2021 Fiscal Year Final Research Report

• Project/Area Number: 19H03441
• Research Category: Grant-in-Aid for Scientific Research (B)
• Allocation Type: Single-year Grants
• Section: 一般
• Review Section: Basic Section 49020:Human pathology-related
• Research Institution: Shinshu University
• Principal Investigator: Nakayama Jun 信州大学, 学術研究院医学系, 教授 (10221459)
• Project Period (FY): 2019-04-01 – 2022-03-31
• Keywords: 糖鎖 / 胃発癌 / 炎症 / 遺伝子改変マウス / ヒト分化型胃癌

Outline of Final Research Achievements

This study investigated the involvement of IL-11 and MUC1 signalings in the regulation of pathogenesis in differentiated-type gastric adenocarcinoma by αGlcNAc.
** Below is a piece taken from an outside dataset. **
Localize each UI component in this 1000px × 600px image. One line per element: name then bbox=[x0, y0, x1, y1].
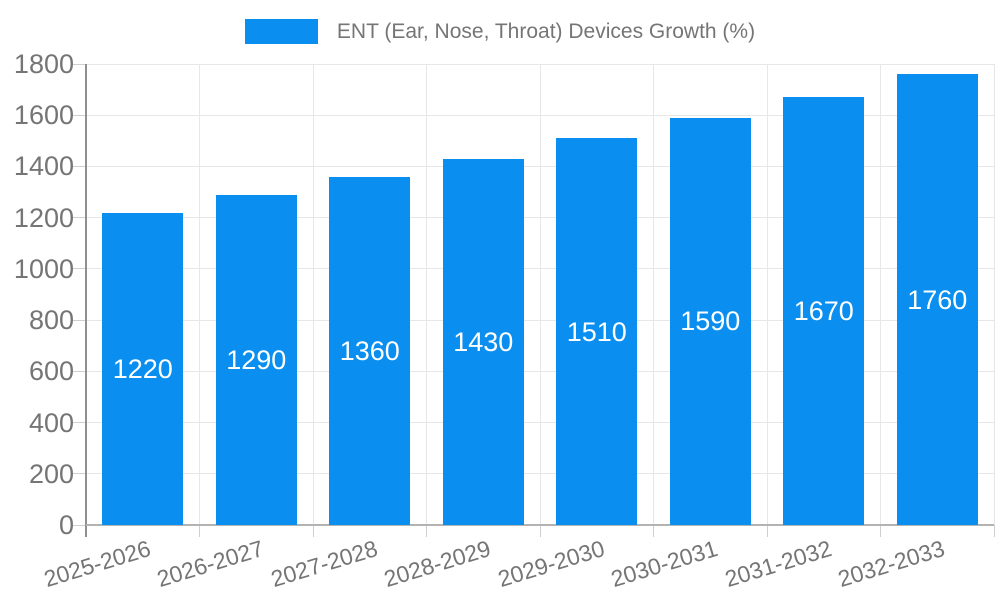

With regard to IL-11 signaling, αGlcNAc bound to the IL-11 receptor (IL-11RA) in wild-type mice and phosphorylation of STAT3 was enhanced in A4gnt KO mice compared to wild-type mice. In addition, αGlcNAc-negative and phosphorylated STAT3-positive cancer cells were observed in 8% of human differentiated-type gastric adenocarcinoma. On the other hand, analysis of A4gnt KO mice did not reveal significant findings suggesting a possible involvement of MUC1. These results combined together indicate that IL-11-mediated inhibition of STAT3 phosphorylation is one of the regulatory mechanisms of pathogenesis in gastric carcinoma.

Free Research Field

人体病理学

Academic Significance and Societal Importance of the Research Achievements

本研究により胃腺粘液におけるαGlcNAcの消失はIL-11シグナルの活性化を促進することで分化型胃癌の発生に結びつく可能性が示された。糖鎖による胃癌抑制機構についての知見は未だ乏しいことから、本研究成果は糖鎖病理学分野においての学術学的意義がある。またA4gnt KOマウスの胃分化型癌発生にはSTAT3の活性化が関連することが示唆され、さらにヒト胃分化型癌でも癌細胞におけるαGlcNAc陰性かつリン酸化STAT3陽性例が確認できた。この結果は、分化型胃癌の治療戦略として、IL-11/STAT3経路の阻害が有効である可能性を示している。